O
governo colocou sob sigilo todas as informações relativas às viagens que a
presidente Dilma Rousseff ou seu vice, Michel Temer, já fizeram ou vierem a
fazer ao exterior. Os dados só poderão ser divulgados depois que ela deixar o
Palácio do Planalto, em 31 de dezembro de 2014. Ou, se reeleita, de 2018.
A
decisão ocorre num momento em que o governo está sendo questionado sobre o
tamanho das comitivas presidenciais – e dos gastos – no exterior. Além disso,
ela impedirá que esses dados venham à luz durante a campanha eleitoral de 2014.
Extratos
de uma comunicação classificada do Itamaraty, a que o iG teve acesso,
determina a reclassificação de todos os expedientes e documentos relacionados
às visitas ao exterior de Dilma ou do vice, feitas desde que ela tomou posse,
em 1º de janeiro de 2011. A regra se aplica também às viagens que forem feitas
"futuramente".
No
mínimo, esses materiais deverão receber o carimbo de “reservados”, categoria
que prevê sigilo de cinco anos desde a sua produção. Mas podem ser
reclassificados como secretos, o que os deixará 15 anos na sombra, ou como
ultrassecretos – 25 anos.
Quando
Dilma deixar o poder, o sigilo poderá será levantado, segundo o documento. A
justificativa legal para classificar os documentos será a da segurança. A Lei
de Acesso à Informação (12.527/2011), a LAI, permite colocar sob sigilo, até
que o presidente da República e o vice deixem os cargos, dados que possam
pô-los em risco. A proteção se aplica aos cônjuges e filhos de ambos.
‘Estrito
cumprimento da lei’
O
Itamaraty não confirmou o exato teor do documento. Segundo a assessoria de
imprensa do órgão, “as medidas de reclassificação são feitas em estrito
cumprimento à Lei de Acesso à Informação".
Procurada
na tarde desta quinta-feira (30), a chancelaria não disponibilizou um porta-voz
para explicar de onde partiu a ordem e por que ela foi emitida no atual
momento.
Dilma
foi a presidente que sancionou LAI em 2011. Em 3 de julho de 2012, ressaltou
que o texto determina "que o acesso agora é a regra e o sigilo passou a
ser a exceção.”
Na
prática, entretanto, a comunicação tornou regra que qualquer informação sobre
viagens da presidente ao exterior ficará de fora do alcance da LAI até o fim da
era Dilma.
‘Totalmente
dezarrazoado’
A
ordem de reclassificar os documentos foi distribuída a funcionários do
Itamaraty no Brasil e a toda a rede consular do País no exterior nos últimos
dias, segundo duas fontes da pasta ouvidas pela reportagem. Outras duas fontes,
da mesma pasta, confirmaram a existência do documento e o seu teor, mas não o
texto exato. Todas pediram anonimato.
“Definir
de forma indiscriminada [o sigilo de informações sobre viagens presidenciais]

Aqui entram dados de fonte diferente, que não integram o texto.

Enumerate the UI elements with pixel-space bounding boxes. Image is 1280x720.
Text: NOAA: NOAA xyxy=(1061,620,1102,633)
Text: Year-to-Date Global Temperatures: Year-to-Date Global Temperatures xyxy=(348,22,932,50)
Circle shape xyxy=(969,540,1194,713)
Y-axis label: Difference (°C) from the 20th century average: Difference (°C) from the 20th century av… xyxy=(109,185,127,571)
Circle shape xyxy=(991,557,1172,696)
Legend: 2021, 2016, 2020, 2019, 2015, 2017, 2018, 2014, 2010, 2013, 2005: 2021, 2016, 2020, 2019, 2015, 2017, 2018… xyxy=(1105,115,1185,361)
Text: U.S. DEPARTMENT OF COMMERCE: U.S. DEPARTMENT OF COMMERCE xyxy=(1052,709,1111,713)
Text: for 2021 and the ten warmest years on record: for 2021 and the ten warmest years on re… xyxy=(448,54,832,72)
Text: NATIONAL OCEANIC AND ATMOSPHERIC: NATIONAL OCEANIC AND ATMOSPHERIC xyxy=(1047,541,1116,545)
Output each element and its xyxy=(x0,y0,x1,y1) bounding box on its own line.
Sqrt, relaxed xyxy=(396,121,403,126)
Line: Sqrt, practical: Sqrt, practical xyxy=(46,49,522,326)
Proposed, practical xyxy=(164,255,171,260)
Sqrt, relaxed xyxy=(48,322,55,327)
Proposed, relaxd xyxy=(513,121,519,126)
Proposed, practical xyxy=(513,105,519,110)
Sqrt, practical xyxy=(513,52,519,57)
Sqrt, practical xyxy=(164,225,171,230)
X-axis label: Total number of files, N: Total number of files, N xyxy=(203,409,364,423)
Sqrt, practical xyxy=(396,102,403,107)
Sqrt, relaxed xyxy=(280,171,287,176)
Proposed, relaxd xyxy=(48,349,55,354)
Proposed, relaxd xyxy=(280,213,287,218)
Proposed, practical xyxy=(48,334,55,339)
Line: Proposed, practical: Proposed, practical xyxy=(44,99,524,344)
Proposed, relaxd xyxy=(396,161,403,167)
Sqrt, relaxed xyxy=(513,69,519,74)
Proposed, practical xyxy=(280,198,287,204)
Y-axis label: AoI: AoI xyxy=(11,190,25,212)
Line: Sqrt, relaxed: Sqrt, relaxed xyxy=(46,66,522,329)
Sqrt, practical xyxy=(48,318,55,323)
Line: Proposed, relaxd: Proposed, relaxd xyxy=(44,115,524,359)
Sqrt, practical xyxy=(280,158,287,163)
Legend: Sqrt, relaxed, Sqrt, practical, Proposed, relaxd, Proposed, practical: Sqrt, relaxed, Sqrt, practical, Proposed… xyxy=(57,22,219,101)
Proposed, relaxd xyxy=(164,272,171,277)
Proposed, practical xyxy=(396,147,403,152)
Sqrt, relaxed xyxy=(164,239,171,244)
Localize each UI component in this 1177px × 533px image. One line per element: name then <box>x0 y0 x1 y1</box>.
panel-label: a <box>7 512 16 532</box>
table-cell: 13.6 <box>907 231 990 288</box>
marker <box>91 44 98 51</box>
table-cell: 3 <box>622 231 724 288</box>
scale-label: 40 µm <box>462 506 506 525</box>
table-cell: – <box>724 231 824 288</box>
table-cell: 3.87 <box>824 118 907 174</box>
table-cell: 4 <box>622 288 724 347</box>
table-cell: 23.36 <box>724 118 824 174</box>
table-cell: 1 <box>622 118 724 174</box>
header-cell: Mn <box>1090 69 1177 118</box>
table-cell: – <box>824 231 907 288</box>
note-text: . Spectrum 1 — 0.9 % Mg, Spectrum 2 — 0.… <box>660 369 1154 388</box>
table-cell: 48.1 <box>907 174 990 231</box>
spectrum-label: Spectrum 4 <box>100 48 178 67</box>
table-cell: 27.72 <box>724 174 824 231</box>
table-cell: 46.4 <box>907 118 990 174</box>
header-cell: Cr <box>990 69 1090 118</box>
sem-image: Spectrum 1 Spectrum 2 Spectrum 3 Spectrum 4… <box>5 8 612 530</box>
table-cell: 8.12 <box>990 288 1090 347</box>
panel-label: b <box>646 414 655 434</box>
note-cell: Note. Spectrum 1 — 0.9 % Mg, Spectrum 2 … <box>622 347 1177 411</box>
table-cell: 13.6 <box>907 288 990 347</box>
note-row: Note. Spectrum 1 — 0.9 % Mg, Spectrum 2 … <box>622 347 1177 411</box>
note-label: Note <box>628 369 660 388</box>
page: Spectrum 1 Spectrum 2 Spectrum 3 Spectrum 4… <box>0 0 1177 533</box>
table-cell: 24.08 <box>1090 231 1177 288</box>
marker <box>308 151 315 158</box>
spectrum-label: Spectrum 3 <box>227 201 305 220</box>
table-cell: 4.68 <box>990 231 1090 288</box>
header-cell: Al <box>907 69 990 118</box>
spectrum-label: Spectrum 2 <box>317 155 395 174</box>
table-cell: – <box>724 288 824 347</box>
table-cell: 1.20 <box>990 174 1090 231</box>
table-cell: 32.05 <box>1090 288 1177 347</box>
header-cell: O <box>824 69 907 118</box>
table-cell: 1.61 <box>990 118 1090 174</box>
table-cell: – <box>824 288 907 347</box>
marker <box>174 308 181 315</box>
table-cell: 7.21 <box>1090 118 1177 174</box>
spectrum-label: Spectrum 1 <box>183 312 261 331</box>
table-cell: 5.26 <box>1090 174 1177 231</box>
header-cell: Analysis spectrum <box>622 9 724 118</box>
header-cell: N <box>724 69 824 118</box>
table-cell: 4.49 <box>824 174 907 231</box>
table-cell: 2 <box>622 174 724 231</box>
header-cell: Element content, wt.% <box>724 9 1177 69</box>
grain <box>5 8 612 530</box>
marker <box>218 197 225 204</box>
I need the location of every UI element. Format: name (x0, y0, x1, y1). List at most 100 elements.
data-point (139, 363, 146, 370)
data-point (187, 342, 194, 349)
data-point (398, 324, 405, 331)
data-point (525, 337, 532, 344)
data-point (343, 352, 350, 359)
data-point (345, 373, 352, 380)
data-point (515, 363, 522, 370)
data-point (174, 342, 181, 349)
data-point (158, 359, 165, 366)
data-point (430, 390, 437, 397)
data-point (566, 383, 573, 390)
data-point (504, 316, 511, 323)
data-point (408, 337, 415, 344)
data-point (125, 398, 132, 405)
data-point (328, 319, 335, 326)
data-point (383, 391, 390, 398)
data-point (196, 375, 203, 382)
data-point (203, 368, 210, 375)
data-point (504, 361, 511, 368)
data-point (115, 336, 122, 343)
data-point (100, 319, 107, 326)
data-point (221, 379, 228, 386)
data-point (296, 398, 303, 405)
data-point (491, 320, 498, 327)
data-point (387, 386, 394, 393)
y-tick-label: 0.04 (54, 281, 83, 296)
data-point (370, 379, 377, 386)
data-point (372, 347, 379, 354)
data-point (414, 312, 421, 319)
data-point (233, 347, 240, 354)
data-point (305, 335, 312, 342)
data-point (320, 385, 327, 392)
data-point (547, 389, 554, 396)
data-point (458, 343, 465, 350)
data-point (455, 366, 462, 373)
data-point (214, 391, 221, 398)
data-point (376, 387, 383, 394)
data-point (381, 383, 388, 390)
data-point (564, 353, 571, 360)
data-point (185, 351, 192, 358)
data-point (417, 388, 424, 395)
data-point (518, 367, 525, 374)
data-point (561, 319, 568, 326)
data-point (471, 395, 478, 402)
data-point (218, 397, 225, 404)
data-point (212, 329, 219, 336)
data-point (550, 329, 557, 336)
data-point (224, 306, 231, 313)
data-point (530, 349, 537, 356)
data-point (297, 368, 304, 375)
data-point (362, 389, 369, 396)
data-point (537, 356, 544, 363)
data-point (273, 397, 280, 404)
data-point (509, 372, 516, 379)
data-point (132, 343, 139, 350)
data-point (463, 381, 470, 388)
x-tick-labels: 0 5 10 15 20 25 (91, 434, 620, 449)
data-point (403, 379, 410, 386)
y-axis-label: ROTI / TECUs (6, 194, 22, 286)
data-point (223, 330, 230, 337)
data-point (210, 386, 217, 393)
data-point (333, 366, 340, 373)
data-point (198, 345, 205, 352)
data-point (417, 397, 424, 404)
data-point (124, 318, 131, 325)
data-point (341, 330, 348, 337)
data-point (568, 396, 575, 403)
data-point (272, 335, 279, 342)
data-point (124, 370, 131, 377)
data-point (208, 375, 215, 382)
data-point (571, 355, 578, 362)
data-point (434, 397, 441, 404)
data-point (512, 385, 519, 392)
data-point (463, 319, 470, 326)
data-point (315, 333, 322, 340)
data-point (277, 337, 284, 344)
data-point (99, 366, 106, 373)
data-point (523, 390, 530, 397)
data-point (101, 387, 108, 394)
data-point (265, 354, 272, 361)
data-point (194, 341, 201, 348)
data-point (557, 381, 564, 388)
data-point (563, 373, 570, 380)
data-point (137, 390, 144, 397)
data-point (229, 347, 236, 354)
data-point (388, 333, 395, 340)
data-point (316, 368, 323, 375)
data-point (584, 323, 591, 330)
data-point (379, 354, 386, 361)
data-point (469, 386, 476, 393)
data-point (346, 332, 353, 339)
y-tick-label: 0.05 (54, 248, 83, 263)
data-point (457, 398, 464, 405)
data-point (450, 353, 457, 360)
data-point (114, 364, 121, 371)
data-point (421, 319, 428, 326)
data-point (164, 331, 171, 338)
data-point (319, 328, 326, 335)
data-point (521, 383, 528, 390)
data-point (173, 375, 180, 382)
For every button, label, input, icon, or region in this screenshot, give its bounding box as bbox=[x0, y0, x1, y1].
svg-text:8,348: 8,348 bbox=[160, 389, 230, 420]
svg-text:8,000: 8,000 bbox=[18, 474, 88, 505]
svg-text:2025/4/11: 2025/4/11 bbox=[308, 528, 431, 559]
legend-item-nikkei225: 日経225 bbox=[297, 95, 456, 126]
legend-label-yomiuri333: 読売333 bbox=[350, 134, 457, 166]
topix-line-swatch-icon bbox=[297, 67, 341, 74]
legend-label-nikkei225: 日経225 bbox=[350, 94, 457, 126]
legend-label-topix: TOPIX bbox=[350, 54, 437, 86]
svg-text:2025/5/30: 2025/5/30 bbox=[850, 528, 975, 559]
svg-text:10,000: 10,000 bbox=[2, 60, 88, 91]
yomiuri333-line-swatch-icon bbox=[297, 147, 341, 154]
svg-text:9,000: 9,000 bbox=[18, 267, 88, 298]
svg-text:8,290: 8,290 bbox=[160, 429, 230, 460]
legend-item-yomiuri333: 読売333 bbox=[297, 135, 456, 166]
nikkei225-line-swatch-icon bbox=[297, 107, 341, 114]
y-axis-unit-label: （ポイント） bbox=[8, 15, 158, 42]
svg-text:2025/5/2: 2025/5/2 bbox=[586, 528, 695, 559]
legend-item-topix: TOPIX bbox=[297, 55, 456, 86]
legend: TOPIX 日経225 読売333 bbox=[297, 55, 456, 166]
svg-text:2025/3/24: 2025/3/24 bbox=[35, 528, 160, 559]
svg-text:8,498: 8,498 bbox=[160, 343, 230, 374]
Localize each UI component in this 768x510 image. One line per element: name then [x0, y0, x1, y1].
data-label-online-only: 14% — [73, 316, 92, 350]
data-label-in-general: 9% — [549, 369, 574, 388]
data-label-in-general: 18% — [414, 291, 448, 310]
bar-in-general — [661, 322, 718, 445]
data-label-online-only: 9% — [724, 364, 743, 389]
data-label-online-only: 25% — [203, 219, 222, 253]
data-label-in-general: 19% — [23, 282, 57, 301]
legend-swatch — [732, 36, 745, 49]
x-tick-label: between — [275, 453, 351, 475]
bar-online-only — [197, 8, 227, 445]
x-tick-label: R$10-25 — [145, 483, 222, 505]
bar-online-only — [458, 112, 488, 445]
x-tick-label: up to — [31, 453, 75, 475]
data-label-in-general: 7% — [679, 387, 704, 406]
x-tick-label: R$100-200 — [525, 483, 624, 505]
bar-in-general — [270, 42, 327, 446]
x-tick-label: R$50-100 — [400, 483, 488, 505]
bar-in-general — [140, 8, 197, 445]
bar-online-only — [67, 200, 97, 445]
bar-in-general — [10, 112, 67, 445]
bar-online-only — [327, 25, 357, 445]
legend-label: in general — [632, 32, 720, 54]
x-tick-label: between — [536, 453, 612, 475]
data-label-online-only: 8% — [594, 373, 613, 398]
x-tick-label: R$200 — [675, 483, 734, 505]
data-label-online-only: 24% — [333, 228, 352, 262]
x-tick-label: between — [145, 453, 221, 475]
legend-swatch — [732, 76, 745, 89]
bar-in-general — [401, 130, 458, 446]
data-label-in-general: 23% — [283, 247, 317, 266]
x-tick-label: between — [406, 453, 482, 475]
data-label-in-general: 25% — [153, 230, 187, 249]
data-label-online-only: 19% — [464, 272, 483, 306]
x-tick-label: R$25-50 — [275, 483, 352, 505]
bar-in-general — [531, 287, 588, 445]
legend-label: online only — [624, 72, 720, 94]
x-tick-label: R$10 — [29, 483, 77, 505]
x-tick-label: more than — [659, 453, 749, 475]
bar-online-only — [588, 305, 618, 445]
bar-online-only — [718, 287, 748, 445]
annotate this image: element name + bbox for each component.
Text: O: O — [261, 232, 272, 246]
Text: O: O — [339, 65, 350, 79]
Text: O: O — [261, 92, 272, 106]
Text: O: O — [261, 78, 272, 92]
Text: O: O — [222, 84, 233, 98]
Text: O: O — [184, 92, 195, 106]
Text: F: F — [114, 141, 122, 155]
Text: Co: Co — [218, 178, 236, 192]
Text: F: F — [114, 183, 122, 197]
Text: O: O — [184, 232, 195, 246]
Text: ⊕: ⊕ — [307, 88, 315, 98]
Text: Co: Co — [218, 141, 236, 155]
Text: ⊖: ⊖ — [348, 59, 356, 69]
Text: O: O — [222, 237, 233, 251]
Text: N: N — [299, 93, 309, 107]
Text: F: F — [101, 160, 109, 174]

para frente e desde o início do mandato é algo inédito nos anais do governo
brasileiro”, diz uma das fontes. “Normalmente, algumas coisas [das viagens
presidenciais] já são tratadas de forma confidencial, mas as coisas
corriqueiras não precisam ser feitas de forma secreta.”
Segundo
outra fonte, a comunicação deixa bem claro que, embora o sigilo tenha sido
determinado para qualquer informação, há preocupação singular com os gastos. O
texto fala em “faturas” e “boletos”.
De acordo com essa fonte, em teste a determinação de sigilo se aplica a
qualquer informação relativa à viagem. Mas quando se fala em faturas, está claro
que há uma referência específica às despesas, avalia ela. Impor o sigilo a
dados de viagens passadas por motivo de segurança seria totalmente
desarrazoado, pois a divulgação ocorreria quando a pessoa já voltou para o
Brasil e está sã e salva.
Para
essa fonte, o sigilo se aplicará também aos gastos de todos os membros das
comitivas, e não só da presidente. Em março, a BBC revelou que Dilma gastou R$
11,6 milhões em 35 viagens feitas entre 2011 e 2012. Desses, R$ 433 mil foram
dispendidos em escalas feitas em países nos quais a presidente não tinha nenhum
compromisso oficial. Os dados foram obtidos por meio da LAI.
No
mesmo mês, o senador Álvaro Dias (PSDB-PR), fez um requerimento via mesa do
Senado para que o governo detalhasse os gastos realizados durante a viagem de
Dilma a Roma para a missa inaugural do Papa Francisco. A visita custou ao menos
R$ 324 mil. À reportagem, o parlamantar disse ainda não ter recebido resposta.